Wednesday, September 4, 2013

THE PATH TO THE DEVIL CONFUSES TOURISTS

The Astonisher has always thought that it was only Americans who get really stirred up by the thought of going to the Devil. We were wrong. Several Australian tourists had voiced there concerns to the us about getting lost for several hours before finding the relative heaven of Cape Clear.


Even though there was an itsy-bitsy sign off the Linton-Naringhal Road (a.k.a Geelong Road) giving the right direction the sign that should get you to that point is AFTER the intersection and not before it. One complaint was even about the fact that whilst looking for the Devil’s Kitchen they actually ended up at St.Paul’s Anglican Church which seemed to have taken them in the wrong secular direction altogether.
We were aware that several representations had been made to council, one in particular related to town signage, and we had written to council regarding this problem as well. It’s no good endeavoring to get tourists into town if we leave them only confused and eager to leave. I’m not sure that council would be too happy if, after completion of the expensive Town Entry Precint, all the tourists ended up at the Snake Valley Hotel as a result of incorrect signage.
We were astonished that Golden Pains Council continued to ignore the error, probably because it didn’t take people to Bannockburn.
Good on Damien Waite of Golden Pains Council.

Last year as part of the community consultations over the simulated railway station the Astonisher made a point that the Devil’s Kitchen sign did not point the way to Devil’s Kitchen. One would end up at the rather loftily named Linton Recreation Complex.
Everyone should note that the main sign has now been relocated to the corner of the Linton-Naringal Road (Geelong Road to some) and smaller signs placed on poles to support changes in direction for tourists.  It only took Damien a year, but it took council eleven years to move the sign 100 Metres.
On a really positive note now we know that there is at least one person in local government that is not entirely incompetent and this leads us to believe that this year we might finally get to sit on the platform of an impressionist station and wait for a non-existent train.
Still on our TO DO list is the special rack for the Railway Hotel and a big skip in which to dispose of all our old things.

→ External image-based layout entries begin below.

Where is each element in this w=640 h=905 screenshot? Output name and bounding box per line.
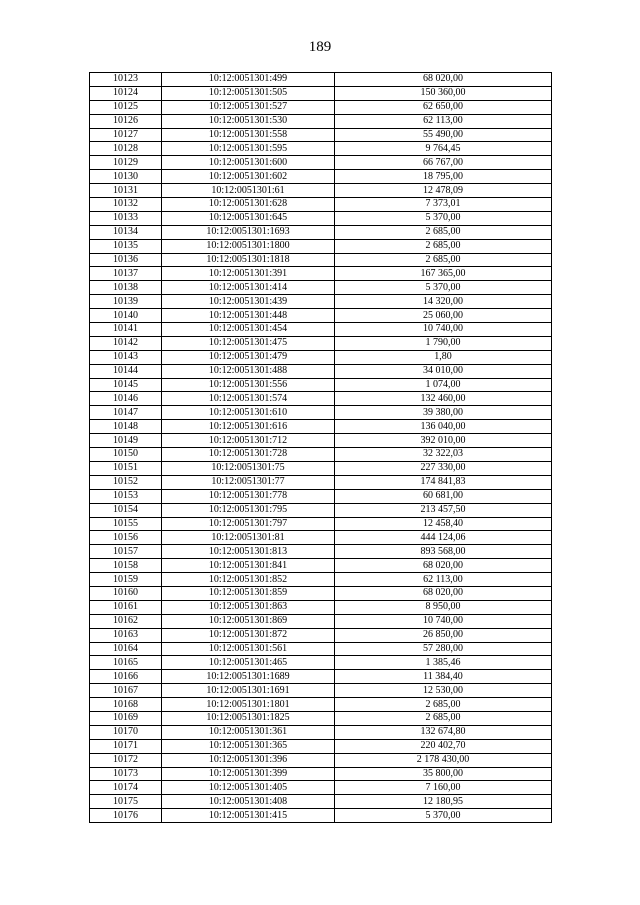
- table-row: [90, 753, 552, 767]
- cadastral-number-cell: 10:12:0051301:795: [162, 503, 335, 517]
- table-row: [90, 225, 552, 239]
- table-row: [90, 711, 552, 725]
- registry-table: [89, 72, 552, 823]
- table-row: [90, 489, 552, 503]
- table-row: [90, 100, 552, 114]
- table-row: [90, 364, 552, 378]
- value-cell: 14 320,00: [335, 295, 552, 309]
- value-cell: 2 685,00: [335, 239, 552, 253]
- row-number-cell: 10143: [90, 350, 162, 364]
- cadastral-number-cell: 10:12:0051301:499: [162, 73, 335, 87]
- table-row: [90, 170, 552, 184]
- value-cell: 66 767,00: [335, 156, 552, 170]
- row-number-cell: 10134: [90, 225, 162, 239]
- row-number-cell: 10153: [90, 489, 162, 503]
- table-row: [90, 184, 552, 198]
- value-cell: 220 402,70: [335, 739, 552, 753]
- cadastral-number-cell: 10:12:0051301:872: [162, 628, 335, 642]
- table-row: [90, 614, 552, 628]
- row-number-cell: 10149: [90, 434, 162, 448]
- table-row: [90, 239, 552, 253]
- table-row: [90, 309, 552, 323]
- value-cell: 2 685,00: [335, 253, 552, 267]
- value-cell: 8 950,00: [335, 600, 552, 614]
- value-cell: 132 674,80: [335, 725, 552, 739]
- value-cell: 5 370,00: [335, 809, 552, 823]
- row-number-cell: 10161: [90, 600, 162, 614]
- cadastral-number-cell: 10:12:0051301:75: [162, 461, 335, 475]
- row-number-cell: 10170: [90, 725, 162, 739]
- value-cell: 132 460,00: [335, 392, 552, 406]
- cadastral-number-cell: 10:12:0051301:405: [162, 781, 335, 795]
- cadastral-number-cell: 10:12:0051301:81: [162, 531, 335, 545]
- value-cell: 35 800,00: [335, 767, 552, 781]
- table-row: [90, 628, 552, 642]
- page-number: 189: [308, 39, 332, 55]
- cadastral-number-cell: 10:12:0051301:1818: [162, 253, 335, 267]
- row-number-cell: 10158: [90, 559, 162, 573]
- table-row: [90, 573, 552, 587]
- row-number-cell: 10169: [90, 711, 162, 725]
- cadastral-number-cell: 10:12:0051301:602: [162, 170, 335, 184]
- value-cell: 11 384,40: [335, 670, 552, 684]
- table-row: [90, 461, 552, 475]
- cadastral-number-cell: 10:12:0051301:1800: [162, 239, 335, 253]
- row-number-cell: 10156: [90, 531, 162, 545]
- cadastral-number-cell: 10:12:0051301:1689: [162, 670, 335, 684]
- cadastral-number-cell: 10:12:0051301:448: [162, 309, 335, 323]
- value-cell: 392 010,00: [335, 434, 552, 448]
- table-row: [90, 670, 552, 684]
- cadastral-number-cell: 10:12:0051301:841: [162, 559, 335, 573]
- cadastral-number-cell: 10:12:0051301:610: [162, 406, 335, 420]
- value-cell: 167 365,00: [335, 267, 552, 281]
- row-number-cell: 10138: [90, 281, 162, 295]
- table-row: [90, 531, 552, 545]
- cadastral-number-cell: 10:12:0051301:391: [162, 267, 335, 281]
- value-cell: 1 790,00: [335, 336, 552, 350]
- row-number-cell: 10131: [90, 184, 162, 198]
- cadastral-number-cell: 10:12:0051301:558: [162, 128, 335, 142]
- cadastral-number-cell: 10:12:0051301:361: [162, 725, 335, 739]
- row-number-cell: 10137: [90, 267, 162, 281]
- cadastral-number-cell: 10:12:0051301:530: [162, 114, 335, 128]
- cadastral-number-cell: 10:12:0051301:414: [162, 281, 335, 295]
- table-row: [90, 725, 552, 739]
- value-cell: 68 020,00: [335, 559, 552, 573]
- value-cell: 174 841,83: [335, 475, 552, 489]
- value-cell: 62 113,00: [335, 114, 552, 128]
- cadastral-number-cell: 10:12:0051301:556: [162, 378, 335, 392]
- row-number-cell: 10141: [90, 323, 162, 337]
- table-row: [90, 503, 552, 517]
- value-cell: 60 681,00: [335, 489, 552, 503]
- value-cell: 9 764,45: [335, 142, 552, 156]
- value-cell: 12 478,09: [335, 184, 552, 198]
- cadastral-number-cell: 10:12:0051301:852: [162, 573, 335, 587]
- value-cell: 2 685,00: [335, 225, 552, 239]
- table-row: [90, 434, 552, 448]
- row-number-cell: 10166: [90, 670, 162, 684]
- table-row: [90, 739, 552, 753]
- table-row: [90, 406, 552, 420]
- row-number-cell: 10146: [90, 392, 162, 406]
- value-cell: 2 178 430,00: [335, 753, 552, 767]
- table-row: [90, 336, 552, 350]
- value-cell: 5 370,00: [335, 281, 552, 295]
- row-number-cell: 10159: [90, 573, 162, 587]
- table-row: [90, 392, 552, 406]
- cadastral-number-cell: 10:12:0051301:712: [162, 434, 335, 448]
- table-row: [90, 86, 552, 100]
- cadastral-number-cell: 10:12:0051301:628: [162, 198, 335, 212]
- value-cell: 227 330,00: [335, 461, 552, 475]
- table-row: [90, 128, 552, 142]
- cadastral-number-cell: 10:12:0051301:1693: [162, 225, 335, 239]
- row-number-cell: 10142: [90, 336, 162, 350]
- cadastral-number-cell: 10:12:0051301:797: [162, 517, 335, 531]
- table-row: [90, 698, 552, 712]
- table-row: [90, 767, 552, 781]
- row-number-cell: 10162: [90, 614, 162, 628]
- value-cell: 2 685,00: [335, 711, 552, 725]
- value-cell: 62 113,00: [335, 573, 552, 587]
- cadastral-number-cell: 10:12:0051301:778: [162, 489, 335, 503]
- value-cell: 213 457,50: [335, 503, 552, 517]
- cadastral-number-cell: 10:12:0051301:408: [162, 795, 335, 809]
- row-number-cell: 10171: [90, 739, 162, 753]
- row-number-cell: 10167: [90, 684, 162, 698]
- table-row: [90, 781, 552, 795]
- value-cell: 10 740,00: [335, 614, 552, 628]
- cadastral-number-cell: 10:12:0051301:439: [162, 295, 335, 309]
- table-row: [90, 114, 552, 128]
- row-number-cell: 10157: [90, 545, 162, 559]
- cadastral-number-cell: 10:12:0051301:77: [162, 475, 335, 489]
- value-cell: 1 074,00: [335, 378, 552, 392]
- row-number-cell: 10128: [90, 142, 162, 156]
- table-row: [90, 475, 552, 489]
- table-row: [90, 684, 552, 698]
- value-cell: 893 568,00: [335, 545, 552, 559]
- value-cell: 2 685,00: [335, 698, 552, 712]
- cadastral-number-cell: 10:12:0051301:574: [162, 392, 335, 406]
- cadastral-number-cell: 10:12:0051301:488: [162, 364, 335, 378]
- table-row: [90, 198, 552, 212]
- row-number-cell: 10127: [90, 128, 162, 142]
- table-row: [90, 73, 552, 87]
- value-cell: 7 373,01: [335, 198, 552, 212]
- cadastral-number-cell: 10:12:0051301:600: [162, 156, 335, 170]
- cadastral-number-cell: 10:12:0051301:863: [162, 600, 335, 614]
- row-number-cell: 10140: [90, 309, 162, 323]
- row-number-cell: 10176: [90, 809, 162, 823]
- row-number-cell: 10145: [90, 378, 162, 392]
- cadastral-number-cell: 10:12:0051301:527: [162, 100, 335, 114]
- cadastral-number-cell: 10:12:0051301:479: [162, 350, 335, 364]
- cadastral-number-cell: 10:12:0051301:365: [162, 739, 335, 753]
- row-number-cell: 10175: [90, 795, 162, 809]
- row-number-cell: 10133: [90, 211, 162, 225]
- value-cell: 34 010,00: [335, 364, 552, 378]
- value-cell: 1 385,46: [335, 656, 552, 670]
- table-row: [90, 545, 552, 559]
- cadastral-number-cell: 10:12:0051301:859: [162, 586, 335, 600]
- row-number-cell: 10163: [90, 628, 162, 642]
- value-cell: 136 040,00: [335, 420, 552, 434]
- row-number-cell: 10168: [90, 698, 162, 712]
- table-row: [90, 267, 552, 281]
- value-cell: 12 180,95: [335, 795, 552, 809]
- cadastral-number-cell: 10:12:0051301:415: [162, 809, 335, 823]
- value-cell: 62 650,00: [335, 100, 552, 114]
- table-row: [90, 656, 552, 670]
- registry-table-body: [90, 73, 552, 823]
- value-cell: 5 370,00: [335, 211, 552, 225]
- row-number-cell: 10155: [90, 517, 162, 531]
- value-cell: 150 360,00: [335, 86, 552, 100]
- cadastral-number-cell: 10:12:0051301:1691: [162, 684, 335, 698]
- row-number-cell: 10123: [90, 73, 162, 87]
- table-row: [90, 809, 552, 823]
- table-row: [90, 600, 552, 614]
- cadastral-number-cell: 10:12:0051301:475: [162, 336, 335, 350]
- cadastral-number-cell: 10:12:0051301:561: [162, 642, 335, 656]
- value-cell: 39 380,00: [335, 406, 552, 420]
- cadastral-number-cell: 10:12:0051301:869: [162, 614, 335, 628]
- table-row: [90, 211, 552, 225]
- row-number-cell: 10174: [90, 781, 162, 795]
- value-cell: 12 530,00: [335, 684, 552, 698]
- table-row: [90, 350, 552, 364]
- row-number-cell: 10130: [90, 170, 162, 184]
- cadastral-number-cell: 10:12:0051301:399: [162, 767, 335, 781]
- row-number-cell: 10164: [90, 642, 162, 656]
- table-row: [90, 586, 552, 600]
- value-cell: 68 020,00: [335, 586, 552, 600]
- value-cell: 57 280,00: [335, 642, 552, 656]
- cadastral-number-cell: 10:12:0051301:454: [162, 323, 335, 337]
- row-number-cell: 10173: [90, 767, 162, 781]
- row-number-cell: 10126: [90, 114, 162, 128]
- cadastral-number-cell: 10:12:0051301:813: [162, 545, 335, 559]
- cadastral-number-cell: 10:12:0051301:616: [162, 420, 335, 434]
- table-row: [90, 156, 552, 170]
- table-row: [90, 559, 552, 573]
- row-number-cell: 10148: [90, 420, 162, 434]
- row-number-cell: 10150: [90, 448, 162, 462]
- row-number-cell: 10152: [90, 475, 162, 489]
- row-number-cell: 10129: [90, 156, 162, 170]
- row-number-cell: 10135: [90, 239, 162, 253]
- row-number-cell: 10154: [90, 503, 162, 517]
- cadastral-number-cell: 10:12:0051301:645: [162, 211, 335, 225]
- value-cell: 10 740,00: [335, 323, 552, 337]
- row-number-cell: 10136: [90, 253, 162, 267]
- table-row: [90, 420, 552, 434]
- cadastral-number-cell: 10:12:0051301:1825: [162, 711, 335, 725]
- cadastral-number-cell: 10:12:0051301:396: [162, 753, 335, 767]
- row-number-cell: 10125: [90, 100, 162, 114]
- value-cell: 25 060,00: [335, 309, 552, 323]
- row-number-cell: 10160: [90, 586, 162, 600]
- cadastral-number-cell: 10:12:0051301:728: [162, 448, 335, 462]
- value-cell: 444 124,06: [335, 531, 552, 545]
- value-cell: 18 795,00: [335, 170, 552, 184]
- row-number-cell: 10172: [90, 753, 162, 767]
- row-number-cell: 10132: [90, 198, 162, 212]
- table-row: [90, 253, 552, 267]
- value-cell: 55 490,00: [335, 128, 552, 142]
- table-row: [90, 448, 552, 462]
- table-row: [90, 795, 552, 809]
- table-row: [90, 517, 552, 531]
- value-cell: 26 850,00: [335, 628, 552, 642]
- table-row: [90, 323, 552, 337]
- row-number-cell: 10151: [90, 461, 162, 475]
- cadastral-number-cell: 10:12:0051301:465: [162, 656, 335, 670]
- row-number-cell: 10165: [90, 656, 162, 670]
- value-cell: 32 322,03: [335, 448, 552, 462]
- value-cell: 12 458,40: [335, 517, 552, 531]
- table-row: [90, 378, 552, 392]
- value-cell: 68 020,00: [335, 73, 552, 87]
- cadastral-number-cell: 10:12:0051301:595: [162, 142, 335, 156]
- cadastral-number-cell: 10:12:0051301:61: [162, 184, 335, 198]
- table-row: [90, 281, 552, 295]
- table-row: [90, 295, 552, 309]
- value-cell: 1,80: [335, 350, 552, 364]
- table-row: [90, 642, 552, 656]
- cadastral-number-cell: 10:12:0051301:505: [162, 86, 335, 100]
- row-number-cell: 10144: [90, 364, 162, 378]
- value-cell: 7 160,00: [335, 781, 552, 795]
- row-number-cell: 10139: [90, 295, 162, 309]
- row-number-cell: 10124: [90, 86, 162, 100]
- table-row: [90, 142, 552, 156]
- row-number-cell: 10147: [90, 406, 162, 420]
- cadastral-number-cell: 10:12:0051301:1801: [162, 698, 335, 712]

QUEENS BIRTHDAY MARRED BY DISSENTION


The Queens Birthday Celebrations in Cape Clear were not the complete success they were planned to be.
It all started well over a month ago when all the Queens got together to organise a spectacular event for the week-end culminating in a Mardi Gras Parade and there were plenty of suggestions put forward.
The first question of when to hold it was not a problem nor the starting time at dusk so that sparklers could be used.
Then a problem arose over where to start it. One suggestion was the local beat but many complained that their head-dresses would get caught up in the low hanging branches.
One couple wanted it to start outside their house as their Groom and Groom Wedding Cake on which they planned to stand had very small wheels and could not negotiate too many street crossings.
It was finally decided that they would start at the General Store and process across to the Hotel.
As it is in Sidderney (sic) it was suggested they need to have a cause to March for. After a lot of lively debate in which a few powder-puffs were torn asunder the group settled on returning the word ‘Gay’ to normal everyday language without the accompanying giggles as the term was now being used by young people to describe things they did not think were quite straight and it was evolving into a derogatory term.
Someone said something about the song ‘The Gay Caballero’ could now be sung again without the accompanying screams of laughter.
Then a slight scuffle arose where several handbags were sling-shot across the room as it became quite heated as to how they should march.
Should it be turn, turn, spin or turn, spin, high kick.
Much of the problem seemed to arise as to whether those wearing ultra-high heels could either turn or spin at all, but when some of the active partners said the whole parade seemed to favour those on the receiving end a few flounced out in protest and returned a short time later with their dancing poles.
It was lucky that the police were not called to the ensuing scuffle as described to the Astonisher as it may have resulted in several arrests for indecent exposure. In the end it was decided to abandon the event.
By the end of the meeting it was resolved to request that Golden Pains Council repaint the Lighthouse to a natural skin-colour so as to look more phallus-like.
It was a bit disappointing to see that at the bottom of this major town attraction someone had rather sarcastically scrawled “Happy and gay - the Laxette way” on one side of the tower whilst on the other side it said:
“If your Mother made you a homosexual do you think she’d knit me one?”